I'm having a hard time trying to see if/how this can be used to deal with the original use case mentioned at T29987#324746. Our regexes are less readable then ever:
https://pt.wikipedia.org/wiki/Special:AbuseFilter/18
Tim's proposal would still help (since the special character "|" of the regexes would not be normalized), but I'm not sure if we can use this new function to improve things a little...

@He7d3r: I can't parse what https://pt.wikipedia.org/wiki/Special:AbuseFilter/18 is trying to do. Can you give us a simplified use case here? The use case that ccnorm_contains_any() was written to address is the one in the description:
ccnorm_contains_any( added_lines, "testing", "vandalizing" )

We want to detect edits which add any expression from a given list of "words". We need to use regexes in order to specify this list, because:

  1. We need to check for word boundaries to avoid false positives (e.g.: "VIADO" vs "AVIADOR")
  2. Each word has many variations (e.g. BANDID(?:AO|ONA|INH[AO]) matches 4 specific variations of a single word while not matching variants which would increase the number of false positives)
  3. Some characters are not normalized as we want (e.g. ccnorm('ÈÉÊẼÌÍÏÓÒÔÕ∅Q̃ÚŰÜŨ') == 'EEEEIIIOOOOOQUUUU' should be true), so we use character classes inside the regexes to deal with these cases.

One idea I plan to explorer is to use str_replace to implement our own normalization, as in
https://pt.wikipedia.org/wiki/WP:Filtro_de_edições/Solicitações?diff=50091160
(but it would be more convenient if it accepted an array of replace pairs, to allow a single call to the function)

@He7d3r: Combining normalization and regexes is tricky, but it might be worth experimenting further. Regarding #3, I created T178010.

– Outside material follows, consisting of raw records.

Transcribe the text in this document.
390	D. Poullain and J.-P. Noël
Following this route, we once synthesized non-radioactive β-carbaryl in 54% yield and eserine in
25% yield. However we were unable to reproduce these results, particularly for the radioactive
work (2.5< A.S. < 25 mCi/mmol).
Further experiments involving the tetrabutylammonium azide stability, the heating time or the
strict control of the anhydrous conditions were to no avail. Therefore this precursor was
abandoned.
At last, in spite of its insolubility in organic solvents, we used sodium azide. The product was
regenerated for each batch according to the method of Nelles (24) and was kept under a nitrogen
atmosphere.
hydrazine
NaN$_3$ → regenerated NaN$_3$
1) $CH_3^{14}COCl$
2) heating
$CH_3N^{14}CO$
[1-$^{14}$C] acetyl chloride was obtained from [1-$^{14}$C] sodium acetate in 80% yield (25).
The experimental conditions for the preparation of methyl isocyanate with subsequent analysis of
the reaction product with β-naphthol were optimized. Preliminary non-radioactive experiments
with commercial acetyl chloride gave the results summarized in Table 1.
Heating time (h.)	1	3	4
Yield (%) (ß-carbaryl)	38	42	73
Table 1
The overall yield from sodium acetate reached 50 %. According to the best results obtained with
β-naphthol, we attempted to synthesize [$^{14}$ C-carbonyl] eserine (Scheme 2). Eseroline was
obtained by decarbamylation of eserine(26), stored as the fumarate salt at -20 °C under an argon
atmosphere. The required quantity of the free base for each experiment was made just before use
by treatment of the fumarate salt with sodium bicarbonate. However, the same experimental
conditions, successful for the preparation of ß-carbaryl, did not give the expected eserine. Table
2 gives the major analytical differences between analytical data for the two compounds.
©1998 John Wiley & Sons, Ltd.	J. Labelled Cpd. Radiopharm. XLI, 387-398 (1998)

@He7d3r I don't think ccnorm_contains_any solves anything for https://pt.wikipedia.org/wiki/Special:AbuseFilter/18.
It literally translates to contains_any(ccnorm(param1), ccnorm(param2), ...) so you still have the boundaries issue.

Regarding the character classes inside the regexes that's always gonna be necessary 'cause the Equivset doesn't cover all the possible cases (even tho some of those characters have already been added).

One idea I plan to explorer is to use str_replace to implement our own normalization, as in
https://pt.wikipedia.org/wiki/WP:Filtro_de_edições/Solicitações?diff=50091160
(but it would be more convenient if it accepted an array of replace pairs, to allow a single call to the function)

Something maybe worth exploring is implementing strtr or a variant of it where it will allow you to set your own replacements if they are missing from Equivset or not allowed 'cause they only make sense in a particular language or context.